Terrence McCoy writes in the Atlantic:
On a clear day in February 2001, a trim mid-career political analyst named Matthew Dowd landed in Washington, D.C., from Austin, Tex., and hurried into the White House for a meeting with Karl Rove. Inside a manila folder, he carried a sparsely-populated bar graph. The few numbers it had hit Rove like a bomb.
“Really?” Rove asked, snatching the document and glancing back at Dowd. “Man, this is a fundamental change.”
The truly independent voting bloc, Dowd’s data showed, had dissolved from one-fourth of the electorate in 1984 to just 7 percent. That meant the years of work leading up to the 2000 campaign and hundreds of millions of campaign dollars during it had focused on just 7 percent of voters — fewer than 8 million people. Everything next time, Dowd told Rove in his second-floor office, would have to be different. Forget independents. Find the Republicans hidden among the Democrats. What Dowd wanted, he would say years later, was “Moneyball for politics.”

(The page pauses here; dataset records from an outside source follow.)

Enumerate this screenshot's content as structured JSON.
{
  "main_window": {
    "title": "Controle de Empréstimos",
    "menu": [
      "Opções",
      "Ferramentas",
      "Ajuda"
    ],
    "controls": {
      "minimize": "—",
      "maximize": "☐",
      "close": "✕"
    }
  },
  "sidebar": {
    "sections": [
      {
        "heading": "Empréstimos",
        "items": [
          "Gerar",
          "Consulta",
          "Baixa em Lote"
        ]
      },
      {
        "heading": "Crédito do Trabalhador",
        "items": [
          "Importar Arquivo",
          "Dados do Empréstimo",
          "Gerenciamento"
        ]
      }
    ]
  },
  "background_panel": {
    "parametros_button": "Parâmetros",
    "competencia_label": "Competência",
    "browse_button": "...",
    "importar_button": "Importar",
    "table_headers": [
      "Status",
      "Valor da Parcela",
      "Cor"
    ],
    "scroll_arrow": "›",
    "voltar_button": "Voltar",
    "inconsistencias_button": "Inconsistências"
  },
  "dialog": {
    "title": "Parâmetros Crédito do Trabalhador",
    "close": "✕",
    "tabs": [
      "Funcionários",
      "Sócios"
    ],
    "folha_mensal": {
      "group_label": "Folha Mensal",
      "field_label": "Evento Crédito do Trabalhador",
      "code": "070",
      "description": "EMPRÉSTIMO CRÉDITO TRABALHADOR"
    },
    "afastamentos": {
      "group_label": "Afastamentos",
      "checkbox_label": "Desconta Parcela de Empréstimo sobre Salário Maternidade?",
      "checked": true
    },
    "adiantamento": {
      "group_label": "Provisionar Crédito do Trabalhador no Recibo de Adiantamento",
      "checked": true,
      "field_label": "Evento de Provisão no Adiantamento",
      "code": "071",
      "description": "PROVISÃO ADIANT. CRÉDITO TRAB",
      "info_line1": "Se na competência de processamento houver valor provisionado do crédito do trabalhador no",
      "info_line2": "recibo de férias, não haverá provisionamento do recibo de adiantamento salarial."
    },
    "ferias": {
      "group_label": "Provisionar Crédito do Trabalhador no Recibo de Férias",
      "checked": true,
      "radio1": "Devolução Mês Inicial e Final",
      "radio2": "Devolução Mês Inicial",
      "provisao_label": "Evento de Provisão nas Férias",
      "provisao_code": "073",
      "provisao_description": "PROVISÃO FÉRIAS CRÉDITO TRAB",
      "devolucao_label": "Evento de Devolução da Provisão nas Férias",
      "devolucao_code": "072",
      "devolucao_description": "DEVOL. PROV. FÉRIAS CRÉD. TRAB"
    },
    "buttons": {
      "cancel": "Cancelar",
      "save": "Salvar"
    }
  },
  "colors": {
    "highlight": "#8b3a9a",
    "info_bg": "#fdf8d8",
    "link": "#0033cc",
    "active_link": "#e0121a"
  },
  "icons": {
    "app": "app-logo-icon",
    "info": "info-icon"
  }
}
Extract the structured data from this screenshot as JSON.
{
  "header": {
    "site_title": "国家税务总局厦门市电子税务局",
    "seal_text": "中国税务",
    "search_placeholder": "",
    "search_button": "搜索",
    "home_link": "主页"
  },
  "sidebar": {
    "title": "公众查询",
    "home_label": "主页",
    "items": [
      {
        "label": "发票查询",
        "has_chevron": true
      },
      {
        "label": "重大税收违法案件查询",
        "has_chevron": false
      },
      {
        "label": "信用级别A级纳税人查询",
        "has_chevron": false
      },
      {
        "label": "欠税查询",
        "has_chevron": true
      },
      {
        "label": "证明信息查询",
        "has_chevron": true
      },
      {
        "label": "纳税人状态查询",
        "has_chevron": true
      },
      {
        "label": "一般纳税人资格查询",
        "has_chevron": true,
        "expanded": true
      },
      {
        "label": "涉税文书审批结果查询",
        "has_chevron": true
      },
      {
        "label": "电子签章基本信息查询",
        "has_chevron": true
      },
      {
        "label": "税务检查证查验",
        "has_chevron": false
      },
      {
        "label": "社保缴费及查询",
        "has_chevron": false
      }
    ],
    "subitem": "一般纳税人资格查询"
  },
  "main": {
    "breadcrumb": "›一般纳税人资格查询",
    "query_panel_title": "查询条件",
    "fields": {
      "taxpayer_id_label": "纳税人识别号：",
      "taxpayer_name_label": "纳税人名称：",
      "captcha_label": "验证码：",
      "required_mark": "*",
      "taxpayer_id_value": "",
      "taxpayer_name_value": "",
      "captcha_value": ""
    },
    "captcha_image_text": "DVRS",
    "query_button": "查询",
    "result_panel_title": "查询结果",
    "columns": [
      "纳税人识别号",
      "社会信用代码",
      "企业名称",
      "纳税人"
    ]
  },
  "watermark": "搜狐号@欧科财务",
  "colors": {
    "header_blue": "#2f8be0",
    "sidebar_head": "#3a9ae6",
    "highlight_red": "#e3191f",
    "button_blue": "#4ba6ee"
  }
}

He got it. Paired with a blond-haired pollster, Alex Gage, they marshaled a campaign strategy for the re-elect entirely divergent from anything in 2000. They named it “microtargeting.” The goal: Unearth every available fact on individual voters — what they eat, drive, buy their kids, who they really are — and use that information to persuade them to vote for George W. Bush. Use it to make them angry. Because more than any other emotion, rage and fear propel people to the polls. It worked: Just as they predicted, Americans worried by the social implications of gay marriage turned out in droves in 2004.